Addendum: Acronyms Explained
Here’s a reference guide to key acronyms and terminology used during the panel discussion:
• DAC (Direct Attach Copper): A passive copper cable without active signal conditioning; lowest power but limited reach.
• ACC (Active Copper Cable): A copper cable with linear equalization; improves reach over DAC but still relies on the host for signal recovery.
• AEC (Active Electrical Cable): A copper cable with digital signal processing (DSP) in the cable ends to retime and regenerate signals.
• LPO (Linear Pluggable Optics): A low-power optical transceiver that avoids full DSP-based retiming; ideal for power-sensitive applications.

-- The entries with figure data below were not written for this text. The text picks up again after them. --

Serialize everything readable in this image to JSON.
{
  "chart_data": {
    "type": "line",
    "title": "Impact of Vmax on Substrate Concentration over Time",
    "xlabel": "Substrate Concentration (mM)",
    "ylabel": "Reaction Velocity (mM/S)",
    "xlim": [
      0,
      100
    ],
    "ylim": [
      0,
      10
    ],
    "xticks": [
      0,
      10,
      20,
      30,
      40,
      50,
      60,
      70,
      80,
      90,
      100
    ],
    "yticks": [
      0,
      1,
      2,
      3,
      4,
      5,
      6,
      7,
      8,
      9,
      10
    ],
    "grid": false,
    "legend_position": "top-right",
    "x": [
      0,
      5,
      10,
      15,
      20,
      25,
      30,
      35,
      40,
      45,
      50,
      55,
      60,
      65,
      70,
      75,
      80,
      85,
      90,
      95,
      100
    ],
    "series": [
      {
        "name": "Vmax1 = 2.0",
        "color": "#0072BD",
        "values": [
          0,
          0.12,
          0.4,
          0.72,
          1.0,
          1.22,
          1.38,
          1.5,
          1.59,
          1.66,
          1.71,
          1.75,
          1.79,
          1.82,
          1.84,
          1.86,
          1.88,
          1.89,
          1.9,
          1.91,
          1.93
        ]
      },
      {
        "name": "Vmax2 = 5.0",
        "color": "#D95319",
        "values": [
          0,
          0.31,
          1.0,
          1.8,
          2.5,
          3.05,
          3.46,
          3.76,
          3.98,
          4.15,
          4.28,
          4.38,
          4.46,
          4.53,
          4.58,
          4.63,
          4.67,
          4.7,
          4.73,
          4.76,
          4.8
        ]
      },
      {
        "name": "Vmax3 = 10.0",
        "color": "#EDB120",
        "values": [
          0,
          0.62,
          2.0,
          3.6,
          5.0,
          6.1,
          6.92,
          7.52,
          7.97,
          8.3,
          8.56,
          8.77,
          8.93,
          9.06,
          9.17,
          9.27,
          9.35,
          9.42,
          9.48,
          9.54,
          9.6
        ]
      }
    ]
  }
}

• LRO (Linear Receive Optics / Half-Retimed): A variant where only the transmit or receive direction is retimed, balancing power and performance.
• CPO (Co-Packaged Optics): Optical engines integrated with the host ASIC or switch, eliminating long copper traces and faceplate modules for better power, density, and signal integrity.
• NPO (Near-Packaged Optics): Optics placed near—but not directly co-packaged with—the ASIC, offering some flexibility while preserving power savings.
• XPU: Generic term for modern processors (e.g., CPU, GPU, NPU, DPU) used in AI and compute-heavy infrastructure.
• DSP (Digital Signal Processor): Chip used in AECs and optical modules to restore signal quality, especially over longer distances.
• TCO (Total Cost of Ownership): Sum of all capital and operational costs over a system’s lifecycle.
• Perf/TCO: A performance-to-TCO ratio; a way of measuring how efficiently a technology delivers performance relative to its total cost.
• HTOL (High Temperature Operating Life): A test that simulates long-term component aging by exposing hardware to sustained elevated temperatures.
• RAS (Reliability, Availability, Serviceability): Metrics crucial for system uptime, fault tolerance, and ease of maintenance—especially in mission-critical AI deployments.
• WDM (Wavelength Division Multiplexing): Optical multiplexing technique that sends multiple wavelengths down a single fiber to increase capacity.
• MSA (Multi-Source Agreement): A set of industry standards that ensures interoperability among transceivers and modules from different vendors.